La motocyclette ci-dessous à moteur Buchet a été vendue par V.O.F. Yesterdays (NL) comme étant une La Foudre, bien que le nom de marque ne figure apparemment nulle part sur la machine.
 
photo d'une moto La Foudre
 
photo d'une moto La Foudre
 
Le cadre se démarque sur plusieurs points de celui des motos La Foudre que nous connaissons. Il paraît être plus court, car le pédalier se trouve plus en avant, à la jonction entre le tube de selle et le tube de base. De plus, le tube oblique est ici cintré et plus long, ce qui permet l'utilisation d'une patte de fixation triangulaire en avant qui est relié au carter par deux boulons au lieu d'un seul. Tout cela confère à la moto une proportion équilibrée et lui donne un aspect harmonieux. S'il s'agit vraiment d'une La Foudre, cette moto pourrait bien être le modèle 1905 "de la plus belle esthétique".

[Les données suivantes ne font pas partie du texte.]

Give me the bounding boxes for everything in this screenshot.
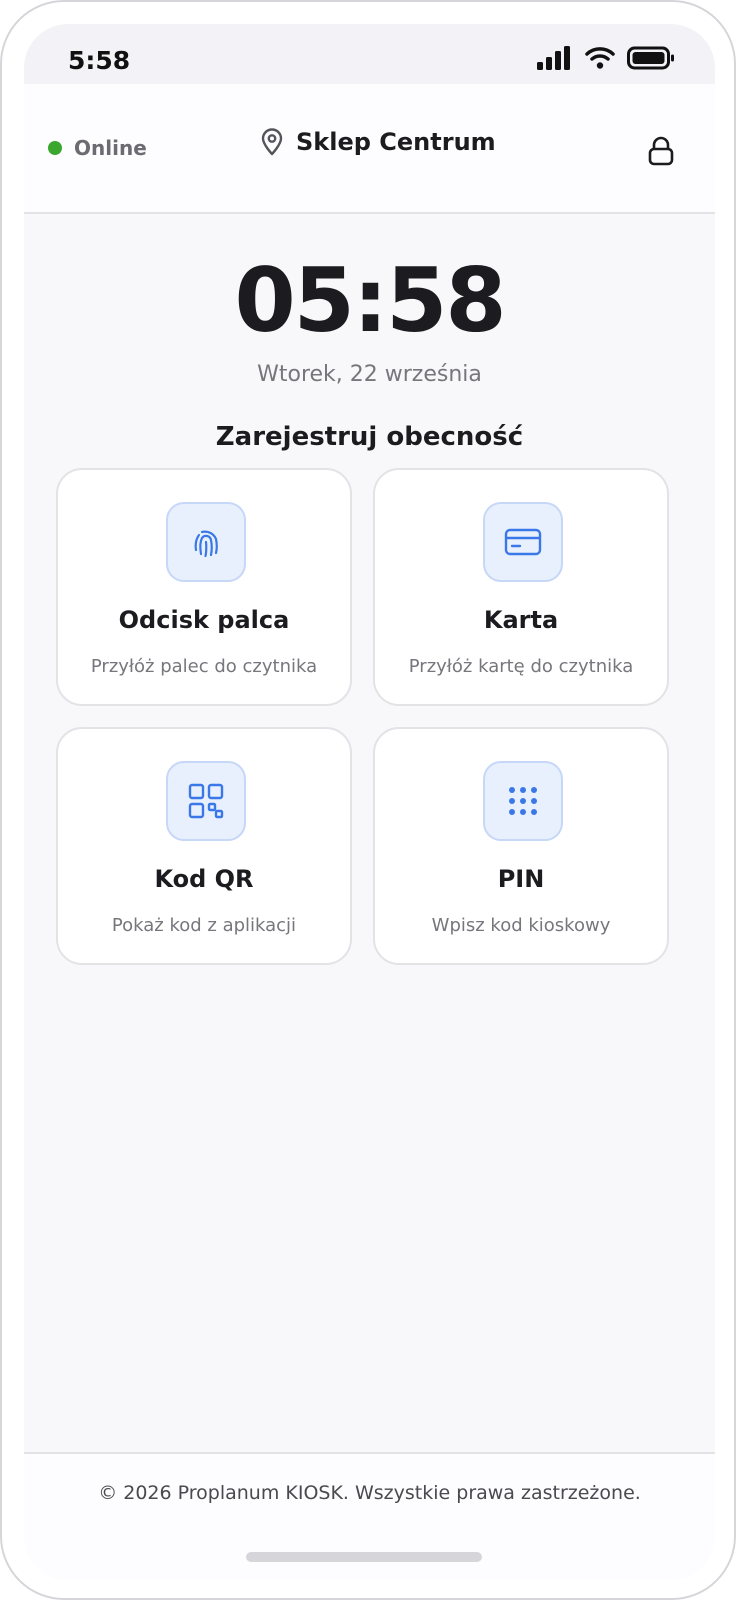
fingerprint-card-description: Przyłóż palec do czytnika [90, 656, 318, 677]
fingerprint-icon [194, 530, 218, 558]
wifi-icon [585, 47, 615, 69]
store-name: Sklep Centrum [296, 128, 496, 156]
qr-method-card[interactable]: Kod QR Pokaż kod z aplikacji [56, 727, 352, 965]
location-pin-icon [261, 128, 283, 156]
pin-card-description: Wpisz kod kioskowy [431, 915, 611, 936]
fingerprint-icon-box [166, 502, 246, 582]
signal-icon [537, 46, 570, 70]
connection-status: Online [48, 136, 147, 160]
footer: © 2026 Proplanum KIOSK. Wszystkie prawa … [24, 1452, 715, 1580]
screen: 5:58 Online Sklep Centrum 05:58 Wtorek, … [24, 24, 715, 1580]
online-indicator-icon [48, 141, 62, 155]
qr-card-description: Pokaż kod z aplikacji [111, 915, 297, 936]
status-time: 5:58 [68, 46, 131, 75]
current-time: 05:58 [234, 249, 506, 352]
card-card-title: Karta [483, 606, 559, 634]
qr-card-title: Kod QR [154, 865, 254, 893]
pin-card-title: PIN [497, 865, 545, 893]
battery-icon [627, 46, 674, 70]
lock-icon[interactable] [647, 136, 675, 166]
connection-status-label: Online [74, 136, 147, 160]
fingerprint-card-title: Odcisk palca [118, 606, 290, 634]
pin-method-card[interactable]: PIN Wpisz kod kioskowy [373, 727, 669, 965]
card-method-card[interactable]: Karta Przyłóż kartę do czytnika [373, 468, 669, 706]
qr-icon-box [166, 761, 246, 841]
card-icon-box [483, 502, 563, 582]
fingerprint-method-card[interactable]: Odcisk palca Przyłóż palec do czytnika [56, 468, 352, 706]
card-card-description: Przyłóż kartę do czytnika [408, 656, 634, 677]
kiosk-header: Online Sklep Centrum [24, 84, 715, 214]
keypad-icon [509, 787, 537, 815]
pin-icon-box [483, 761, 563, 841]
qr-code-icon [188, 783, 224, 819]
home-indicator[interactable] [246, 1552, 482, 1562]
section-title: Zarejestruj obecność [215, 422, 524, 452]
copyright-text: © 2026 Proplanum KIOSK. Wszystkie prawa … [98, 1482, 641, 1504]
status-bar: 5:58 [24, 24, 715, 84]
status-icons [537, 46, 675, 70]
store-location: Sklep Centrum [260, 128, 496, 156]
current-date: Wtorek, 22 września [257, 362, 482, 387]
device-frame: 5:58 Online Sklep Centrum 05:58 Wtorek, … [0, 0, 736, 1600]
credit-card-icon [504, 528, 542, 556]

Àprès 1905, nous n'entendons plus parler des motos La Foudre, mais la société La Foudre perdure au moins jusqu'en 1908. Apparemment, Valter s'est tourné aussi vers d'autres activités, comme en témoigne le fait qu'il commercialise la lampe de poche Fulmen Pinel, un briquet à essence minérale inexplosible fabriqué par E. Pinel à La Fère (Aisne).
 
Fulmen Pinel, briquet, publicité Valter 1906

De plus, Paul Valter et Caroline Meyer obtiennent en 1907 un brevet pour un diabolo (instrument de jonglerie à deux baguettes). 
À partir de 1909, Valter se consacre au commerce d'automobiles destinées à être exportées vers l'Angleterre.